About twenty years ago, a Judicial Inquiry following a notorious murder in south London found the police to be ‘institutionally racist.’ It was the first time an institution or organisation had been ‘found guilty’ of a behaviour that if displayed in an individual would be a crime.
Mysoginism, as such, isn’t against the law, though if it ‘presents’ in a way that breaches a law – for instance the Equal Pay Act – then I suppose it is. The BBC is so famous for its aching political correctness that it has turned its own tortuous handbook of safe-speak BS into a sitcom (W1A), that manages to be both very funny and laughable at the same time. How stupid, then, that it should be caught out, again, simply paying vastly less to women doing the same job as men, and, again, trying to hide the fact.
An outstanding female international editor has quit her job because she found that another brilliant (male) international editor was paid a load more than her, and yet another (male), who basically just reads out the editorials of the main papers in his territory, was paid over twice as much.
The BBC says it takes gender pay equality seriously and the average gap between men and women in the BBC is lower than in most big companies and organisations. ‘We’re rubbish but others are more rubbish than us’ isn’t a great defence for anything really and amounts to ‘oh, why are you picking on us?’. That would be because you are – and don’t you lean on it when it suits you – a great national institution and you are paid for directly by the public.

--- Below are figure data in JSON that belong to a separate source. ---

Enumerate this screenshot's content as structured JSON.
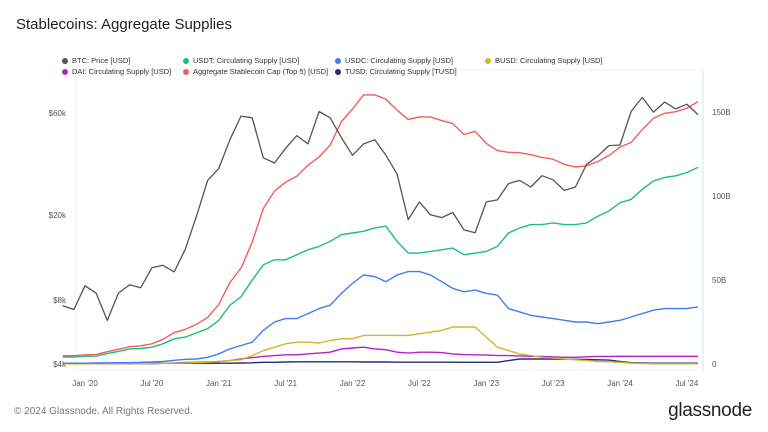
{
  "chart_data": {
    "type": "line",
    "title": "Stablecoins: Aggregate Supplies",
    "x_start": "2019-11",
    "x_end": "2024-08",
    "x_interval": "monthly",
    "x_ticks": [
      "Jan '20",
      "Jul '20",
      "Jan '21",
      "Jul '21",
      "Jan '22",
      "Jul '22",
      "Jan '23",
      "Jul '23",
      "Jan '24",
      "Jul '24"
    ],
    "y_left": {
      "scale": "log",
      "ticks": [
        "$4k",
        "$8k",
        "$20k",
        "$60k"
      ],
      "tick_values": [
        4000,
        8000,
        20000,
        60000
      ]
    },
    "y_right": {
      "scale": "linear",
      "ticks": [
        "0",
        "50B",
        "100B",
        "150B"
      ],
      "tick_values": [
        0,
        50,
        100,
        150
      ],
      "unit": "B"
    },
    "grid": false,
    "legend_placement": "top",
    "series": [
      {
        "name": "BTC: Price [USD]",
        "axis": "left",
        "color": "#555555",
        "values": [
          7500,
          7200,
          9300,
          8600,
          6400,
          8600,
          9400,
          9100,
          11300,
          11600,
          10800,
          13800,
          19700,
          29000,
          33000,
          45000,
          58000,
          57000,
          37000,
          35000,
          41000,
          47000,
          43000,
          61000,
          57000,
          46000,
          38000,
          43000,
          45000,
          38000,
          31000,
          19000,
          23000,
          20000,
          19400,
          20500,
          17000,
          16500,
          23000,
          23500,
          28000,
          29000,
          27000,
          30500,
          29200,
          26000,
          27000,
          34500,
          37700,
          42200,
          42500,
          61000,
          71000,
          60600,
          67500,
          62700,
          66000,
          59000
        ]
      },
      {
        "name": "USDT: Circulating Supply [USD]",
        "axis": "right",
        "color": "#1dbf7e",
        "values": [
          4.1,
          4.1,
          4.6,
          4.7,
          6.2,
          7.5,
          9,
          9.2,
          10,
          12,
          15,
          16,
          18.5,
          21,
          26,
          35,
          40,
          50,
          59,
          62,
          62,
          65,
          68,
          70,
          73,
          77,
          78,
          79,
          81,
          82,
          73,
          66,
          66,
          67,
          68,
          69,
          65,
          66,
          67,
          70,
          78,
          81,
          83,
          83,
          84,
          83,
          83,
          84,
          88,
          91,
          96,
          98,
          104,
          109,
          111,
          112,
          114,
          117
        ]
      },
      {
        "name": "USDC: Circulating Supply [USD]",
        "axis": "right",
        "color": "#3d7ff2",
        "values": [
          0.5,
          0.5,
          0.5,
          0.6,
          0.7,
          0.8,
          0.8,
          1,
          1.2,
          1.5,
          2.2,
          2.8,
          3,
          4,
          6,
          9,
          11,
          13,
          20,
          25,
          27,
          27,
          30,
          33,
          35,
          42,
          48,
          53,
          52,
          49,
          53,
          55,
          55,
          53,
          49,
          45,
          43,
          44,
          42,
          41,
          33,
          31,
          29,
          28,
          27,
          26,
          25,
          25,
          24,
          25,
          26,
          28,
          30,
          32,
          33,
          33,
          33,
          34
        ]
      },
      {
        "name": "BUSD: Circulating Supply [USD]",
        "axis": "right",
        "color": "#cdb828",
        "values": [
          0.05,
          0.05,
          0.1,
          0.1,
          0.15,
          0.15,
          0.2,
          0.2,
          0.3,
          0.4,
          0.5,
          0.6,
          0.8,
          1,
          1.5,
          2,
          2.5,
          5,
          8,
          10,
          12,
          13,
          13,
          12.5,
          14,
          15,
          15,
          17,
          17,
          17,
          17,
          17,
          18,
          19,
          20,
          22,
          22,
          22,
          16,
          10,
          8,
          6,
          5,
          4,
          3.5,
          3,
          2.5,
          2,
          1.5,
          1.3,
          1,
          0.5,
          0.3,
          0.1,
          0.1,
          0.1,
          0.1,
          0.1
        ]
      },
      {
        "name": "DAI: Circulating Supply [USD]",
        "axis": "right",
        "color": "#b81fcb",
        "values": [
          0.1,
          0.1,
          0.1,
          0.1,
          0.1,
          0.1,
          0.1,
          0.15,
          0.2,
          0.4,
          0.6,
          0.9,
          1,
          1.2,
          1.5,
          2,
          3,
          3.8,
          4.5,
          5,
          5.5,
          5.5,
          6,
          6.5,
          7,
          9,
          9.5,
          10,
          9,
          8.5,
          7,
          6.5,
          7,
          7,
          6.8,
          6,
          5.6,
          5.5,
          5.3,
          5,
          5,
          4.8,
          4.6,
          4.5,
          4.2,
          4,
          4,
          4.3,
          4.5,
          4.5,
          4.6,
          4.6,
          4.6,
          4.6,
          4.6,
          4.6,
          4.6,
          4.6
        ]
      },
      {
        "name": "Aggregate Stablecoin Cap (Top 5) [USD]",
        "axis": "right",
        "color": "#f45d5d",
        "values": [
          4.95,
          4.95,
          5.5,
          5.7,
          7.35,
          8.75,
          10.3,
          10.85,
          12,
          14.7,
          18.7,
          20.6,
          23.7,
          27.6,
          35.5,
          48.5,
          57.1,
          72.5,
          92.5,
          103,
          108.2,
          111.8,
          118.3,
          123.3,
          130.3,
          144.3,
          151.8,
          160.2,
          160.2,
          157.7,
          151.1,
          145.6,
          147.1,
          147.1,
          144.9,
          143.1,
          136.6,
          138.5,
          131.3,
          127,
          126,
          125.8,
          124.6,
          123,
          121.9,
          118.8,
          117.3,
          118,
          120.5,
          124.1,
          129.1,
          131.9,
          139.5,
          146.2,
          149.2,
          150.2,
          152.2,
          156.2
        ]
      },
      {
        "name": "TUSD: Circulating Supply [TUSD]",
        "axis": "right",
        "color": "#2b2a7c",
        "values": [
          0.2,
          0.2,
          0.2,
          0.2,
          0.2,
          0.2,
          0.2,
          0.3,
          0.3,
          0.4,
          0.4,
          0.4,
          0.4,
          0.4,
          0.5,
          0.5,
          0.6,
          0.7,
          1,
          1,
          1.2,
          1.3,
          1.3,
          1.3,
          1.3,
          1.3,
          1.3,
          1.2,
          1.2,
          1.2,
          1.1,
          1.1,
          1.1,
          1.1,
          1.1,
          1.1,
          1,
          1,
          1,
          1,
          2,
          3,
          3,
          3,
          3,
          2.8,
          2.8,
          2.7,
          2.5,
          2.3,
          1.5,
          0.8,
          0.6,
          0.5,
          0.5,
          0.5,
          0.5,
          0.5
        ]
      }
    ]
  },
  "footer": {
    "copyright": "© 2024 Glassnode. All Rights Reserved.",
    "brand": "glassnode"
  }
}
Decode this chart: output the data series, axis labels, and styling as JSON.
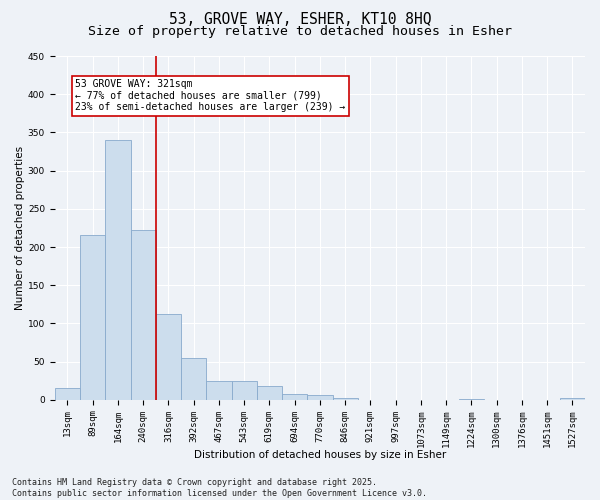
{
  "title_line1": "53, GROVE WAY, ESHER, KT10 8HQ",
  "title_line2": "Size of property relative to detached houses in Esher",
  "xlabel": "Distribution of detached houses by size in Esher",
  "ylabel": "Number of detached properties",
  "bar_labels": [
    "13sqm",
    "89sqm",
    "164sqm",
    "240sqm",
    "316sqm",
    "392sqm",
    "467sqm",
    "543sqm",
    "619sqm",
    "694sqm",
    "770sqm",
    "846sqm",
    "921sqm",
    "997sqm",
    "1073sqm",
    "1149sqm",
    "1224sqm",
    "1300sqm",
    "1376sqm",
    "1451sqm",
    "1527sqm"
  ],
  "bar_values": [
    15,
    216,
    340,
    222,
    113,
    55,
    25,
    25,
    18,
    8,
    6,
    2,
    0,
    0,
    0,
    0,
    1,
    0,
    0,
    0,
    2
  ],
  "bar_color": "#ccdded",
  "bar_edge_color": "#88aacc",
  "ylim": [
    0,
    450
  ],
  "yticks": [
    0,
    50,
    100,
    150,
    200,
    250,
    300,
    350,
    400,
    450
  ],
  "vline_x_index": 4,
  "vline_color": "#cc0000",
  "annotation_text": "53 GROVE WAY: 321sqm\n← 77% of detached houses are smaller (799)\n23% of semi-detached houses are larger (239) →",
  "annotation_box_color": "#ffffff",
  "annotation_box_edge": "#cc0000",
  "background_color": "#eef2f7",
  "plot_bg_color": "#eef2f7",
  "grid_color": "#ffffff",
  "footer_text": "Contains HM Land Registry data © Crown copyright and database right 2025.\nContains public sector information licensed under the Open Government Licence v3.0.",
  "title_fontsize": 10.5,
  "subtitle_fontsize": 9.5,
  "axis_label_fontsize": 7.5,
  "tick_fontsize": 6.5,
  "annotation_fontsize": 7,
  "footer_fontsize": 6
}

To imply you should only be held to the standards of any private company is not ground the BBC wants to be on; it is very thin ice. As a major fan of the BBC (no, really), it seems to need an intervention by its friends. The first step to recovery (survival) is transparency. There are brilliant and incredible things about the BBC – such as BBC2, Radio 4, some of its news and politics and arts coverage and more – that wouldn’t be done at all if it wasn’t there. And, on balance, the best of way it being there may well be some kind of licence fee. But, whatever the funding model, the BBC can’t simply stay in denial about its need as a creative organisation to do much, much less and do it better. And as a public corporate entity it has to set governance standards higher than the private sector while managing a payroll that remembers it is really in the public sector – BBC managers oversee budgets, not P&Ls.

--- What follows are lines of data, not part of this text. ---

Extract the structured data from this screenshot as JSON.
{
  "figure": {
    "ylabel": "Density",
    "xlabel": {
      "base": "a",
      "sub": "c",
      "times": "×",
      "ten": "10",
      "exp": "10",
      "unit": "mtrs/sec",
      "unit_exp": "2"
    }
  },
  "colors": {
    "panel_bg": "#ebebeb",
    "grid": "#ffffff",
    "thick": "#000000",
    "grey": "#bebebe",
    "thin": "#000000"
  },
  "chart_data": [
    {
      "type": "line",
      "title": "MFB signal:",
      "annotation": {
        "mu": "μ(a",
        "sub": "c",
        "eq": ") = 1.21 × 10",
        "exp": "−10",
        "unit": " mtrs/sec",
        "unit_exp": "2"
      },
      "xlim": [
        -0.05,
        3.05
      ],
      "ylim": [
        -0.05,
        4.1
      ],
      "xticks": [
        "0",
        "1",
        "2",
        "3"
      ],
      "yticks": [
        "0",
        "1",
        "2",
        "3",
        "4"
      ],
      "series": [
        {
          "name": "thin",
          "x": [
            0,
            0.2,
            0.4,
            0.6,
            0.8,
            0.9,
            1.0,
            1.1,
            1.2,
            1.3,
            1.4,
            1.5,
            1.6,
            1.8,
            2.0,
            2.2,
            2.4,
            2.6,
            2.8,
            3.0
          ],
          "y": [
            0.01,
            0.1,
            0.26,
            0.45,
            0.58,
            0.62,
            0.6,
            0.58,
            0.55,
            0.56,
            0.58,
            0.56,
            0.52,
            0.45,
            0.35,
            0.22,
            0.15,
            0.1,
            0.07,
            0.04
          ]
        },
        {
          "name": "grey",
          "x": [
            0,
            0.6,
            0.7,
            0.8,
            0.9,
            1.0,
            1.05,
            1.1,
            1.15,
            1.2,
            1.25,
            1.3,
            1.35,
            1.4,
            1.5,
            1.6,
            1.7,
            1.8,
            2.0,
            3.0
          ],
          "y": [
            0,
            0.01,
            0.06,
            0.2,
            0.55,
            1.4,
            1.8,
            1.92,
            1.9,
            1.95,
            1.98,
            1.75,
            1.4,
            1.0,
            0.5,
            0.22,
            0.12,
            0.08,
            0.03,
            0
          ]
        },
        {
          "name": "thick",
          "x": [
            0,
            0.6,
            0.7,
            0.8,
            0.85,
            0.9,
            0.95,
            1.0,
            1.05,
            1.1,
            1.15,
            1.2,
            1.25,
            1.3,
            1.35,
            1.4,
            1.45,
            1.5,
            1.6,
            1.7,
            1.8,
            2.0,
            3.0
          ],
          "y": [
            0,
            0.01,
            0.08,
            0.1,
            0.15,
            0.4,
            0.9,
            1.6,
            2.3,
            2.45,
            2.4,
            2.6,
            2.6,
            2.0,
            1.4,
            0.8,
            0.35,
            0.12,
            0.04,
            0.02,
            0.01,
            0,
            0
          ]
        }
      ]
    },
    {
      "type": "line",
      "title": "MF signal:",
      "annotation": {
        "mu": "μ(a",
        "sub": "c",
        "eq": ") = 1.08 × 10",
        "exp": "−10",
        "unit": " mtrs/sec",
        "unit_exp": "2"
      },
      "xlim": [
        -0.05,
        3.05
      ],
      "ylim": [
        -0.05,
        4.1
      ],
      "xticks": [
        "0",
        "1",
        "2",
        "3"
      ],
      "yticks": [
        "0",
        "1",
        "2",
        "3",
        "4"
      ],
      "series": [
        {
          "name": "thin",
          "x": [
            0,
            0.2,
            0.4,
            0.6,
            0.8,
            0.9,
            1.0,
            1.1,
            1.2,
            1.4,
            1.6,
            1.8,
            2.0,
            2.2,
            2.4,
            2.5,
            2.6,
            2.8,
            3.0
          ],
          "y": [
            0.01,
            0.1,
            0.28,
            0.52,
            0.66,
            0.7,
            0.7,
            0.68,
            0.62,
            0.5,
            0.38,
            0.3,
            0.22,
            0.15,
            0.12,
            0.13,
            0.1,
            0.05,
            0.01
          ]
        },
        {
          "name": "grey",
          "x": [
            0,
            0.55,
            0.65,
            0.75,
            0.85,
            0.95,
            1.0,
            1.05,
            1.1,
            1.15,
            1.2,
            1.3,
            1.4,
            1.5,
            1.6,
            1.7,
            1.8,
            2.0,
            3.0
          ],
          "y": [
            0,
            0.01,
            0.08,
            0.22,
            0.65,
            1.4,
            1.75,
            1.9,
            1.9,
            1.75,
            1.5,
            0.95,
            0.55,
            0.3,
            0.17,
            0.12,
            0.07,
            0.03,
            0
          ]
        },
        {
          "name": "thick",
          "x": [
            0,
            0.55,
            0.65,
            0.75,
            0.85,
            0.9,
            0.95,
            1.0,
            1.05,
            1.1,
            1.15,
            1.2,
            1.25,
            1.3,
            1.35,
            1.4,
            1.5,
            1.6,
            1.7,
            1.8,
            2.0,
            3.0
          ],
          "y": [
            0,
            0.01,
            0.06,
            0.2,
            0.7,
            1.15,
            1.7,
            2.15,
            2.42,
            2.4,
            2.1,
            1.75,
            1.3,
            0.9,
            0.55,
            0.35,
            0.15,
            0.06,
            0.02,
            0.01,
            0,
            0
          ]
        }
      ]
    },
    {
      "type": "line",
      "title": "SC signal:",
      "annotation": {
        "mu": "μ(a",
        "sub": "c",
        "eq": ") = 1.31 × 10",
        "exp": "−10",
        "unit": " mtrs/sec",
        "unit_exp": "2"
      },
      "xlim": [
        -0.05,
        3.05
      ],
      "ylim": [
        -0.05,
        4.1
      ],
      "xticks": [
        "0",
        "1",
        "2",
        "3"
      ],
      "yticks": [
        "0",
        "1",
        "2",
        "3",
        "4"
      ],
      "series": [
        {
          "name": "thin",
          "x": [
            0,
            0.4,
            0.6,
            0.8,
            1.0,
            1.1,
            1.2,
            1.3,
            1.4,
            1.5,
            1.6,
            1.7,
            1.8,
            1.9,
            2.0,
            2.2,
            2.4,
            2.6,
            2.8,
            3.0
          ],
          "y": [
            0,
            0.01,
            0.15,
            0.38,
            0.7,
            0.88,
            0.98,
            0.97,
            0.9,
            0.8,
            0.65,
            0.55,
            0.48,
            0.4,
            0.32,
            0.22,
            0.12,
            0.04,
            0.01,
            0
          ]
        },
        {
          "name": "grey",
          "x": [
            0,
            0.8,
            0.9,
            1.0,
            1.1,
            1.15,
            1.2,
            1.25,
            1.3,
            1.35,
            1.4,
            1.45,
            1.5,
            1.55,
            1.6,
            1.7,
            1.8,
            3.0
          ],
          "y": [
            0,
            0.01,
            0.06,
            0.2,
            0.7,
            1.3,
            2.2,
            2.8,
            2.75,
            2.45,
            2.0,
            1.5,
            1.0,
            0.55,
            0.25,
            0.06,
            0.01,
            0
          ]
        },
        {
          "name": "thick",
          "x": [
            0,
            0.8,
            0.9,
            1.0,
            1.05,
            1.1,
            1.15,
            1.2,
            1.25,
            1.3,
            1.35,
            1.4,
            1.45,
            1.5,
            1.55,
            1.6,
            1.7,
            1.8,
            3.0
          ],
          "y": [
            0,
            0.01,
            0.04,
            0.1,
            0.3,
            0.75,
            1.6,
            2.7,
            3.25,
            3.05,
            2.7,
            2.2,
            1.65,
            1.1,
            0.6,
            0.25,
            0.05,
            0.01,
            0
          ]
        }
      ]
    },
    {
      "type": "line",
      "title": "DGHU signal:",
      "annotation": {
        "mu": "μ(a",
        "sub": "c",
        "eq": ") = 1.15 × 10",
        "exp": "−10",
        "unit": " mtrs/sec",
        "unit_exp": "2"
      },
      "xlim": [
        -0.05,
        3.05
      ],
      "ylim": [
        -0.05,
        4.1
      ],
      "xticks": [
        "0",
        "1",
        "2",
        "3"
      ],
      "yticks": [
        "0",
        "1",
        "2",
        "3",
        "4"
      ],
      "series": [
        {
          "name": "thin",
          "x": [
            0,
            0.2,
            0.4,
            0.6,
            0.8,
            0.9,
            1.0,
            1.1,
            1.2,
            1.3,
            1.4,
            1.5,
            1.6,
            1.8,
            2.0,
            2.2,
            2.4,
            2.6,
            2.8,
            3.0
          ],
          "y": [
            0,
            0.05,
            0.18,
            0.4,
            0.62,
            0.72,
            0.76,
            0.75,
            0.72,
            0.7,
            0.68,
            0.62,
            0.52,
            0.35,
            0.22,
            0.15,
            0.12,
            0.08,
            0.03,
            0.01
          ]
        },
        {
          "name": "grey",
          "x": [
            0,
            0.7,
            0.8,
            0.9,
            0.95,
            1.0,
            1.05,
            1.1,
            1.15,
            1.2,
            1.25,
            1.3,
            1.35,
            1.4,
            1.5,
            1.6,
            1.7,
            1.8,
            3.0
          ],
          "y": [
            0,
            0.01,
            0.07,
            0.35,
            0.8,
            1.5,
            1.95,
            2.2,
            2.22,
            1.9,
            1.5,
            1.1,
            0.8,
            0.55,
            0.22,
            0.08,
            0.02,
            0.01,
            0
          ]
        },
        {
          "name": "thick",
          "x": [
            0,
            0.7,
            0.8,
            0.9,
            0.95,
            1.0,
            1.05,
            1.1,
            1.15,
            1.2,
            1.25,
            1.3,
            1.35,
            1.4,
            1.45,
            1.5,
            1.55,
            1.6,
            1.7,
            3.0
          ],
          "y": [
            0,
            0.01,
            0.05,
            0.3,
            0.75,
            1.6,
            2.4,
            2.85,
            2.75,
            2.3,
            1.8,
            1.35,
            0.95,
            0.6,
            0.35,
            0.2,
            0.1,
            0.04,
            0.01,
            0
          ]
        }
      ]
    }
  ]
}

If it doesn’t face the future honestly, how likely is its legal right to turn people who don’t pay its licence into criminals going to last? On that: The Register analysed three months of data from the City of London Magistrates Court in 2017 and found Capita – the BBC’s aggressive outsource collector of licence fees – disproportionately targeted women for non-payment prosecution, and 75 per cent of all criminal convictions were secured against women. Just saying.